# Mini z cars and accessories



## mad_51_dog (Dec 2, 2004)

Where is the best place on the net to purchase a Mini z F1 and accessories for oval racing?


----------



## okracer (Mar 11, 2002)

tower hobbies


----------



## wcrotty (Sep 25, 2001)

Tower doesn't sell mini-zs any more.

What parts are you looking for?

Send me email [email protected]


----------



## jozimoto (May 2, 2003)

Check out http://www.cpminiraceway.com/index.html For some of the accessories


----------



## jozimoto (May 2, 2003)

One of the problems right now is getting the F1 doner car.


----------



## mad_51_dog (Dec 2, 2004)

I am looking to get into the mini z craze and I cannot find the Kyosho Mini Z FI anywhere. The place where I want to race turns them into nascar simulated race cars.
I am not even sure if Kyosho is the best solution to 18th scale racing. I run 1/10 oval and I want to buy a top level car and all I hear about is the kyosho Mini Z f1. If you have any other suggestions, I am open. Thanks for the help.

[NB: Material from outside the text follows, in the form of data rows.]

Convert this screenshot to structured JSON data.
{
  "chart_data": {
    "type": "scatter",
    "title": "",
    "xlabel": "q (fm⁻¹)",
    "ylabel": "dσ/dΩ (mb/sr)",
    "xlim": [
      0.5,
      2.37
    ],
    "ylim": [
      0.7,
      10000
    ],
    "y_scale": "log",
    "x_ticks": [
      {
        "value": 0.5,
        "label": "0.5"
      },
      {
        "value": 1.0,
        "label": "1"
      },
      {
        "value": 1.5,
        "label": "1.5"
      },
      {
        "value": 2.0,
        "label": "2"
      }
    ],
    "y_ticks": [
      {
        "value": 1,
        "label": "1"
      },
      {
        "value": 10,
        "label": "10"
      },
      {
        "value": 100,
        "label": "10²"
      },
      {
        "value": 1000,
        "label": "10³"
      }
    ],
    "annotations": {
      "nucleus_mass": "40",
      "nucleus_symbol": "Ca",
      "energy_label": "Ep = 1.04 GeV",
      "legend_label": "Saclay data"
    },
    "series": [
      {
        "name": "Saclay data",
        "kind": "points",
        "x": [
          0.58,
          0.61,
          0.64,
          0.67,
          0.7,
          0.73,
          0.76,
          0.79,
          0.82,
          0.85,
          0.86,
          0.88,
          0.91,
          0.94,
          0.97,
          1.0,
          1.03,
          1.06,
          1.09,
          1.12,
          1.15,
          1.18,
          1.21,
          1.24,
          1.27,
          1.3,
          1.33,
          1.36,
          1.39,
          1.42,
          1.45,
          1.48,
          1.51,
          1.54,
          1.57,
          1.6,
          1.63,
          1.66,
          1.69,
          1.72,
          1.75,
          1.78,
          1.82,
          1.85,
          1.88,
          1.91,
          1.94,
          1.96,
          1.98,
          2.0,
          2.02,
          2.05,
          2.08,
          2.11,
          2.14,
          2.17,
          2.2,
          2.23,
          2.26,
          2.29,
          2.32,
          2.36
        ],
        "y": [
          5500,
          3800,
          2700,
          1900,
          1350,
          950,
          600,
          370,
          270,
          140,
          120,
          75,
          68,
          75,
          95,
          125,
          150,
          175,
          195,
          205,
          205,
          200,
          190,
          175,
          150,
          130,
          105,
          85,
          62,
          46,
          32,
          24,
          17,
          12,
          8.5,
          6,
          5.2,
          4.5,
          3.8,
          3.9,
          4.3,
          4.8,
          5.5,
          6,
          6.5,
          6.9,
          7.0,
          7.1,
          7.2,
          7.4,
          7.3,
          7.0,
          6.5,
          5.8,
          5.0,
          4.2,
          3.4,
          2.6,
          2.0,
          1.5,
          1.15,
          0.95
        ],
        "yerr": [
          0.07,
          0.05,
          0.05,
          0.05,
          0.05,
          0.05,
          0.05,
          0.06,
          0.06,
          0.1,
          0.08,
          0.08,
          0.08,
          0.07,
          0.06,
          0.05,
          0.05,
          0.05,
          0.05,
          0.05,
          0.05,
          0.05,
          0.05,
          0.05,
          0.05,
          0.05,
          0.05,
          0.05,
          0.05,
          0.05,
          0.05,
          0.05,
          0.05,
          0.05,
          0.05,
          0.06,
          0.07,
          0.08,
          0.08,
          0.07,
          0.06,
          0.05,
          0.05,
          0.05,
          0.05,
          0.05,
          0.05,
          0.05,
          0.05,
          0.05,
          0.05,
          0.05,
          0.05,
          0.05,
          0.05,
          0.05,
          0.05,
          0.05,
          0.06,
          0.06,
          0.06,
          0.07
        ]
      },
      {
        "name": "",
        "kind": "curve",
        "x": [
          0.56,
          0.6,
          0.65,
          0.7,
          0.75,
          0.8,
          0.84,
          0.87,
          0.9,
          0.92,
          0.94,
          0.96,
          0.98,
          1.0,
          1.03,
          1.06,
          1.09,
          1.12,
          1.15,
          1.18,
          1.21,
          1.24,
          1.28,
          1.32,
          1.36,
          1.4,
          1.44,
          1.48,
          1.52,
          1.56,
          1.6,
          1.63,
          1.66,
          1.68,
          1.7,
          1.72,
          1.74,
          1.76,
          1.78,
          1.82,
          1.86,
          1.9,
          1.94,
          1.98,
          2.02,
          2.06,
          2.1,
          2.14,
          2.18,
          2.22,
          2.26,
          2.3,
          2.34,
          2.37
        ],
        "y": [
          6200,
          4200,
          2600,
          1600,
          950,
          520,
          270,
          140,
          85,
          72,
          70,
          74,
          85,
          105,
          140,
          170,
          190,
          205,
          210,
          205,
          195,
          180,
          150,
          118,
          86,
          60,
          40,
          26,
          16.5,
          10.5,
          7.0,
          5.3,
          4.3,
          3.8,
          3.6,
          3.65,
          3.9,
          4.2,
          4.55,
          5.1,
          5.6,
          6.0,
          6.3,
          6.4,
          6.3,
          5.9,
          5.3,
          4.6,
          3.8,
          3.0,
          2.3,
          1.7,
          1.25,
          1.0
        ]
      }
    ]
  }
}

Hey Jo, do you race at franks trains and hobbies?


----------



## okracer (Mar 11, 2002)

so can you get the mini z s new anymore


----------



## wcrotty (Sep 25, 2001)

yes we can get new mini-z direct from kyosho.


----------



## mad_51_dog (Dec 2, 2004)

WC, you can get the mini z's from Kyosho or anyone can order from kyosho?


----------



## wcrotty (Sep 25, 2001)

Our hobby shop gets them from kyosho.

Just let me know what you want and i can hook you up with great prices.


----------



## jozimoto (May 2, 2003)

mad_51_dog said:


> Hey Jo, do you race at franks trains and hobbies?




Yes I Do 

Check out http://p098.ezboard.com/fsnowbirdnationalsfrm13


----------



## jozimoto (May 2, 2003)

Kevin at Franks has been trying to get the F1s but they just havent come in yet.


----------



## mad_51_dog (Dec 2, 2004)

Jo, I used to race 1/10 oval on saturday nights at Franks old place. I just do not want to drive all the way to manatee on sunday's to race my oval car. This mini Z thing seems pretty big and I thought it looks like fun. Once you get the F1 and the conversion kit, what other accessories do you need?


----------



## jozimoto (May 2, 2003)

Most of us run the Kyosho X speed motor. The graphite rear plates that come with the conversion are stiff. There is a medium and soft set which are available to tune the rear end. Assorted springs for the front suspension. Do you have a M8 TX because they make a module so you can use it with the mini Z. I use it but its not necessary. I just don't like the stock tx.
Oh yeah you have to get a plug to tap in to the batteries to power the Transponder for lap counting. We use the AMB personal transponders as the self contained ones are too big. Transponders are at the track or you can use your own if you have one. Rear tire are 23 slicks and there are many different tire combos for the front. Every one uses 23s on the back. Come on down and check it out on Wednesday nights. We usually get started about 6:30- 6:45. WE have a good group and alot of fun!


----------



## mad_51_dog (Dec 2, 2004)

I am going to try and get down there in the next couple of weeks. Where do you get the module for the M8? I have my own transponder, where can you get the plug for the transponder?


----------



## jozimoto (May 2, 2003)

I got my module from Tower Hobbies.http://www2.towerhobbies.com/cgi-bin/wti0001p?&I=LXCHB7**&P=0
Kevin at Franks has the plugs for couple of bucks


----------